Tania Charron is the general director of the Ricochet shelter. She says McGillis' story is one of many. "People who have lost their life partners, we have young women who don't know where to go because they've been through toxic relationships," she listed.

The Pierrefonds shelter has room for 50 men and women. When it's full, which is almost nightly, clients are driven to other shelters in Montreal so they won't have to sleep outside.

Benoit Langevin of Ensemble Montreal was one of the first to raise the red flag that homelessness exists in the West Island. "In the West Island, we're one shelter. There's nothing between here and Saint-Henri and there's nothing between here and Villeray," he explained. He says the need for this kind of safety net is more important than ever as the housing crisis worsens.

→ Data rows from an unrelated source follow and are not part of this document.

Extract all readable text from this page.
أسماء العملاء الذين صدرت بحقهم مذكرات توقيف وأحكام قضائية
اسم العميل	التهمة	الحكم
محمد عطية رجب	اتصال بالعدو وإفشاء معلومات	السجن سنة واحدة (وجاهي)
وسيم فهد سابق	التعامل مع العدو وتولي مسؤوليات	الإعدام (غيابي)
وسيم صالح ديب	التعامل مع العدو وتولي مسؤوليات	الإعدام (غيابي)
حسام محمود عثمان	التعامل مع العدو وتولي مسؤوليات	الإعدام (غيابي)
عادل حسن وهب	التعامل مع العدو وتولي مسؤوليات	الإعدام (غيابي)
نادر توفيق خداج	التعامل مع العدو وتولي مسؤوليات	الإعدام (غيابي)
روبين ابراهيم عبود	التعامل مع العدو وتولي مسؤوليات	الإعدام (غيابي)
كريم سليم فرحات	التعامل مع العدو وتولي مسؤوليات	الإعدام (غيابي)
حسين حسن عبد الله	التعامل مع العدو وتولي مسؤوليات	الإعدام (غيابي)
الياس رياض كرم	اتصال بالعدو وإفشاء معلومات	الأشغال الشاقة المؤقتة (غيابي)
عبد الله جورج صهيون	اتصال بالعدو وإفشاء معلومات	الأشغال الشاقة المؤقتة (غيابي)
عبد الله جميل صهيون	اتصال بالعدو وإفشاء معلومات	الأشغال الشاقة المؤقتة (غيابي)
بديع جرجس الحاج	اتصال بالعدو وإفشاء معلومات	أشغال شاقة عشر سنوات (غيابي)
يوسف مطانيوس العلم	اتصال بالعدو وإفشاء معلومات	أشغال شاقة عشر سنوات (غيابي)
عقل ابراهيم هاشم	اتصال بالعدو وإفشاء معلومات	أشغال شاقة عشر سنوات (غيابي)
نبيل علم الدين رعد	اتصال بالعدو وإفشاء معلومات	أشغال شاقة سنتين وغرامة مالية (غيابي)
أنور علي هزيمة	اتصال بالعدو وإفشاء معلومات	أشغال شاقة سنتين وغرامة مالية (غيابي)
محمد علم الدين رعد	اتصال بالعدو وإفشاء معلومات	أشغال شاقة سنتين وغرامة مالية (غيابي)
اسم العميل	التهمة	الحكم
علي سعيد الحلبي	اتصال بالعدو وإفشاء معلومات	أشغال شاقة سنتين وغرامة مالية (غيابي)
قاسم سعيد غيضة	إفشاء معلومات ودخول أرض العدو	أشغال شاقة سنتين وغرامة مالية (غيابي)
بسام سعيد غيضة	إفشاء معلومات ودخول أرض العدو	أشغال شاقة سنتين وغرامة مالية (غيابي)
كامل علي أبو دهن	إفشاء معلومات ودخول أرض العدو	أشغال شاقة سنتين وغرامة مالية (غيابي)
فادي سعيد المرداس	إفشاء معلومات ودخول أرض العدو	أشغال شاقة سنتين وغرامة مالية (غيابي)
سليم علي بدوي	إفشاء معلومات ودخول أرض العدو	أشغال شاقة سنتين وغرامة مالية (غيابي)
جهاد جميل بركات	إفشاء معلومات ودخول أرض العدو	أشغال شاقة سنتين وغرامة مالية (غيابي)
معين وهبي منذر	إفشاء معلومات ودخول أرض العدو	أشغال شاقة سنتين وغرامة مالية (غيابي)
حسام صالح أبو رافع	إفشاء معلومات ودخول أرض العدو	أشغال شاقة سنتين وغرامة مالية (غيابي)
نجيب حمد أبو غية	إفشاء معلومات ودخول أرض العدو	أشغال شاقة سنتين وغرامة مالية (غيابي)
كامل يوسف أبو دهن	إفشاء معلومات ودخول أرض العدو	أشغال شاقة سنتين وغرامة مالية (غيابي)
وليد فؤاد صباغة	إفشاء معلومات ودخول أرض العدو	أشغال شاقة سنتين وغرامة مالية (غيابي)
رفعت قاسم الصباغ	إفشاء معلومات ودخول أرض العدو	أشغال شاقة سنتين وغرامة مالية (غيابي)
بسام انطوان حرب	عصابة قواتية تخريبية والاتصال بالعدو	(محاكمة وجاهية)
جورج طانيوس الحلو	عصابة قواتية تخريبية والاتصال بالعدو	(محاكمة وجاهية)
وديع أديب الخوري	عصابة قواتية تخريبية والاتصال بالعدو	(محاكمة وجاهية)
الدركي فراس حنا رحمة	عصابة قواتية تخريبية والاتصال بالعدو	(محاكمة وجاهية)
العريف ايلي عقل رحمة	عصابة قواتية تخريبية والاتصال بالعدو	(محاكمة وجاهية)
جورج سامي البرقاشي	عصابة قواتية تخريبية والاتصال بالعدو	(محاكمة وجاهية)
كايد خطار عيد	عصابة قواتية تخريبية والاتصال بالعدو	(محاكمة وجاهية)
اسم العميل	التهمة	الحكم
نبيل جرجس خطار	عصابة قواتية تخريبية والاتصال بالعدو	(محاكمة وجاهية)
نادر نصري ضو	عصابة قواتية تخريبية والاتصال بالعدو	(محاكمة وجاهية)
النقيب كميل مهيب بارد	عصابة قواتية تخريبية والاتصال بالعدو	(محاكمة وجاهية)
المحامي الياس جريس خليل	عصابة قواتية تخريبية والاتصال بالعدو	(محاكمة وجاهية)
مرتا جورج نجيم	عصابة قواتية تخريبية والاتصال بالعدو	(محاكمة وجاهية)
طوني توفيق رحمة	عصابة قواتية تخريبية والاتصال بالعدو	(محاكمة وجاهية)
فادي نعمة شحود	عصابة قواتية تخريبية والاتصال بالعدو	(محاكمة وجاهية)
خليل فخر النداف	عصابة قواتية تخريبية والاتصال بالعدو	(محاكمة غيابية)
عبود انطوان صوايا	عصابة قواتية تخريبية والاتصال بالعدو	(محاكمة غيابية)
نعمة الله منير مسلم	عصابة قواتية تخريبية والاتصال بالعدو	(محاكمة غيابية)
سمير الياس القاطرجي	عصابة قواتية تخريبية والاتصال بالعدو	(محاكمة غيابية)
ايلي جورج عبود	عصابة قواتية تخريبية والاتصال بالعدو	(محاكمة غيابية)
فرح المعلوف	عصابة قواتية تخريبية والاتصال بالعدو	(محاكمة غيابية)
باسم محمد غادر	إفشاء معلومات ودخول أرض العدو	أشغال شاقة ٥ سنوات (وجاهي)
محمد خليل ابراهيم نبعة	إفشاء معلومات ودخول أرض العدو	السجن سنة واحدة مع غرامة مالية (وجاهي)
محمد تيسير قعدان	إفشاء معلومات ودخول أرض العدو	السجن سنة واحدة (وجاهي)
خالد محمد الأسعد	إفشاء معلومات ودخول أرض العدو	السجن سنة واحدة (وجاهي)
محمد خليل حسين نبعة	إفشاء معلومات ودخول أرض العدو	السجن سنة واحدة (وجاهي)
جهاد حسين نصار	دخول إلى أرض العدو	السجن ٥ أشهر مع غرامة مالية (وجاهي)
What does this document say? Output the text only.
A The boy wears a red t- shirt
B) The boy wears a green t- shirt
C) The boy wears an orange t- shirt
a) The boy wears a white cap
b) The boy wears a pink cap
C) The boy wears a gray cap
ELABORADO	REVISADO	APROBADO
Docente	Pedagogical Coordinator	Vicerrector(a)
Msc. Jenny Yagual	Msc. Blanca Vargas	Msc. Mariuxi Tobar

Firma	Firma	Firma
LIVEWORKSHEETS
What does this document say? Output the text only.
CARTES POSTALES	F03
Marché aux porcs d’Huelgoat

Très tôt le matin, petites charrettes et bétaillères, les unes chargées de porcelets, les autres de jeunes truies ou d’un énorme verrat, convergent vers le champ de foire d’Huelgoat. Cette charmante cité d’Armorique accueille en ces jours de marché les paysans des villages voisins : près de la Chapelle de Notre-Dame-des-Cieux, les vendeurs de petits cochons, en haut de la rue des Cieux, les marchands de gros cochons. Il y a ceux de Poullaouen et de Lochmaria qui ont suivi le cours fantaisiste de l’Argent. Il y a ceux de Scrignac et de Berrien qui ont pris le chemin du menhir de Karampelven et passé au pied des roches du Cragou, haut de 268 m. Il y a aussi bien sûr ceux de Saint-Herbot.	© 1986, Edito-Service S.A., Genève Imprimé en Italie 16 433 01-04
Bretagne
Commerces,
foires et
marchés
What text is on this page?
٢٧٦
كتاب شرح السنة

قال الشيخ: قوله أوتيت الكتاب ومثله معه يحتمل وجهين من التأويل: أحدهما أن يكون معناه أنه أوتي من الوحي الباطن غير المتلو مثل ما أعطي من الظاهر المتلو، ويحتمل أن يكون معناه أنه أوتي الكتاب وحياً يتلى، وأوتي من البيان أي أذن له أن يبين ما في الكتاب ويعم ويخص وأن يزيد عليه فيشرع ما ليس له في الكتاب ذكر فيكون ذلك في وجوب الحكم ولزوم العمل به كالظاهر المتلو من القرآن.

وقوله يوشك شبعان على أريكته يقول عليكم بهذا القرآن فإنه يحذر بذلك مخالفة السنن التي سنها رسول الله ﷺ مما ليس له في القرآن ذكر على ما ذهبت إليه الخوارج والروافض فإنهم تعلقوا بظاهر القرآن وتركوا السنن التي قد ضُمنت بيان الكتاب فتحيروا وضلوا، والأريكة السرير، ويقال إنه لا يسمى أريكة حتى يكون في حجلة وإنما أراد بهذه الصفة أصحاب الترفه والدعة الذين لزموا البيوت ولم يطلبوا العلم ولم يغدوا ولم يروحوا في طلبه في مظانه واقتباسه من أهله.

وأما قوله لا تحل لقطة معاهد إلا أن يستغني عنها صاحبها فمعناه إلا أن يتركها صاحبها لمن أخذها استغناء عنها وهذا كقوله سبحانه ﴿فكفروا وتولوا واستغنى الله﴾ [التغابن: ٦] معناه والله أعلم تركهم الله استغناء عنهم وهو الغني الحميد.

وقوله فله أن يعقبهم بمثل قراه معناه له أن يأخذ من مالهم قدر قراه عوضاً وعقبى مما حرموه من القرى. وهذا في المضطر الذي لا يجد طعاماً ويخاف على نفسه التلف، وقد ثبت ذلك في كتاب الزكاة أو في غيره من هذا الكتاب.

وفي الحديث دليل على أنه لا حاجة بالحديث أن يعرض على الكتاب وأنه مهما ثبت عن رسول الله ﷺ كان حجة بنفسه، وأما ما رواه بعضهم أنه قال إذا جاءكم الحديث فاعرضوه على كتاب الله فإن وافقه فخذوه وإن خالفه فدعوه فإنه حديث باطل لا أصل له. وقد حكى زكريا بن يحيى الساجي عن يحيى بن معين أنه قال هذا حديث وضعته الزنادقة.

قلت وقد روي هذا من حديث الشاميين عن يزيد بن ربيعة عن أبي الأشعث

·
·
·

But getting the funding for a service like Ricochet's is complicated, says Charron. "The city says "go ask the province, go ask Quebec.' The province says 'we're waiting for Canada,'" she explained.

Langevin, who is a Pierrefonds-Roxboro city councillor, says something has to give. "It could be your brother, it could be your sister, could be somebody really close to you and your family," he said. "We have to do more, we just have to do more. And that's what I've been saying for the past six years at City Hall."

The shelter relies heavily on fundraising events to keep up with costs. Its annual casino and poker night fundraiser takes place in March.